Australia’s superannuation system is not dealing adequately with inflation risk, particularly in the post retirement space, according to Milliman senior consultant Josh Corrigan.
For members in the accumulation phase a typical 70/30 split growth strategy structured around providing access to risk premia was probably appropriate, given that these investments had historically outperformed inflation, Corrigan told a workshop session at the Institute of Actuaries of Australia conference in Sydney yesterday.
But inflation could perform very differently to investment markets over a short period of time, and people could suffer significant declines in standards of living as a result, he said.
“The retail sector really needs to think through some of those issues and come up with products that are structured more appropriately,” he said.
Session chair Jeremy Cooper, Challenger’s chair of retirement incomes, questioned whether there were adequate incentives for super funds to manage inflation given the hedging costs and difficulties associated with doing so.
Because default strategies in super are defined in terms of “inflation plus ‘x’ per cent”, there is a recognition that inflation is important, but a lot of investment managers are not managing that explicitly, according to Corrigan.

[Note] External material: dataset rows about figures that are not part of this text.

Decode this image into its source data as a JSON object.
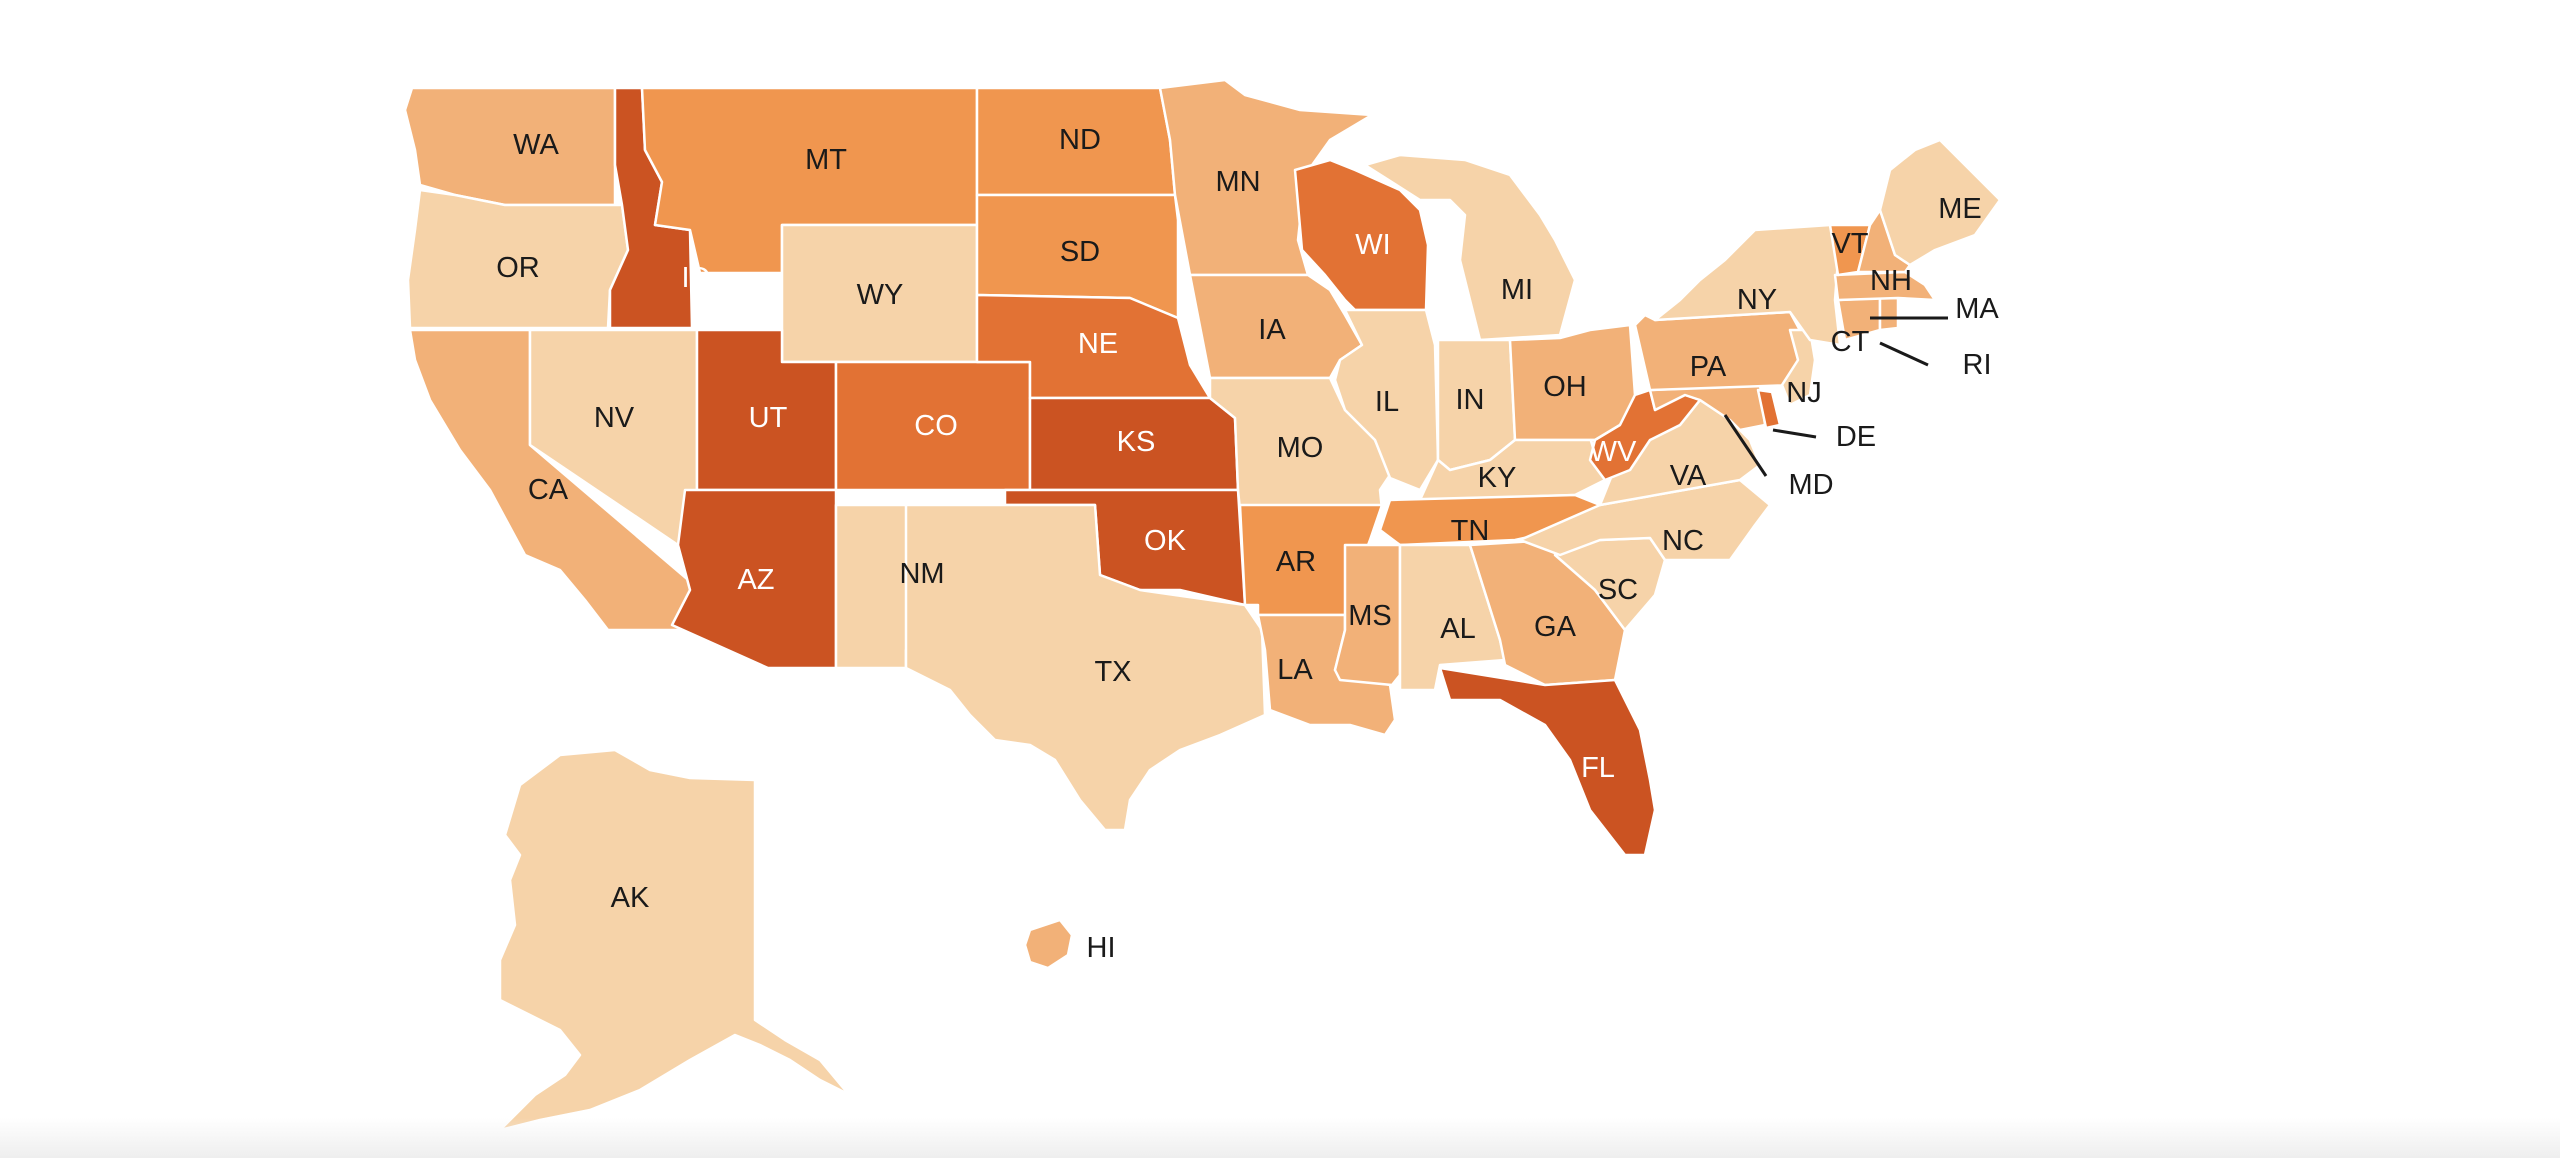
{
  "palette": {
    "level1": "#f6d3a9",
    "level2": "#f2b178",
    "level3": "#f0964f",
    "level4": "#e27234",
    "level5": "#cb5322",
    "label_dark": "#1a1a1a",
    "label_light": "#ffffff",
    "leader_line": "#1a1a1a"
  },
  "states": [
    {
      "code": "WA",
      "level": 2
    },
    {
      "code": "OR",
      "level": 1
    },
    {
      "code": "CA",
      "level": 2
    },
    {
      "code": "NV",
      "level": 1
    },
    {
      "code": "ID",
      "level": 5
    },
    {
      "code": "MT",
      "level": 3
    },
    {
      "code": "WY",
      "level": 1
    },
    {
      "code": "UT",
      "level": 5
    },
    {
      "code": "AZ",
      "level": 5
    },
    {
      "code": "CO",
      "level": 4
    },
    {
      "code": "NM",
      "level": 1
    },
    {
      "code": "ND",
      "level": 3
    },
    {
      "code": "SD",
      "level": 3
    },
    {
      "code": "NE",
      "level": 4
    },
    {
      "code": "KS",
      "level": 5
    },
    {
      "code": "OK",
      "level": 5
    },
    {
      "code": "TX",
      "level": 1
    },
    {
      "code": "MN",
      "level": 2
    },
    {
      "code": "IA",
      "level": 2
    },
    {
      "code": "MO",
      "level": 1
    },
    {
      "code": "AR",
      "level": 3
    },
    {
      "code": "LA",
      "level": 2
    },
    {
      "code": "WI",
      "level": 4
    },
    {
      "code": "IL",
      "level": 1
    },
    {
      "code": "MI",
      "level": 1
    },
    {
      "code": "IN",
      "level": 1
    },
    {
      "code": "OH",
      "level": 2
    },
    {
      "code": "KY",
      "level": 1
    },
    {
      "code": "TN",
      "level": 3
    },
    {
      "code": "MS",
      "level": 2
    },
    {
      "code": "AL",
      "level": 1
    },
    {
      "code": "GA",
      "level": 2
    },
    {
      "code": "FL",
      "level": 5
    },
    {
      "code": "SC",
      "level": 1
    },
    {
      "code": "NC",
      "level": 1
    },
    {
      "code": "VA",
      "level": 1
    },
    {
      "code": "WV",
      "level": 4
    },
    {
      "code": "MD",
      "level": 2
    },
    {
      "code": "DE",
      "level": 4
    },
    {
      "code": "PA",
      "level": 2
    },
    {
      "code": "NJ",
      "level": 1
    },
    {
      "code": "NY",
      "level": 1
    },
    {
      "code": "CT",
      "level": 2
    },
    {
      "code": "RI",
      "level": 2
    },
    {
      "code": "MA",
      "level": 2
    },
    {
      "code": "VT",
      "level": 3
    },
    {
      "code": "NH",
      "level": 2
    },
    {
      "code": "ME",
      "level": 1
    },
    {
      "code": "AK",
      "level": 1
    },
    {
      "code": "HI",
      "level": 2
    }
  ]
}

But because they are managing wealth over longer time frames dictated by large mandates of three to five years or longer they are more focused on trying to generate risk premia in a nominal sense that they hope outperforms over those time frames, he said. “I think we’ll go down the path of more tailored and structured approaches to the post retirement sector. The concept of inflation-based hedging will become a lot more important relative to relying upon markets and risk premia to outperform inflation.”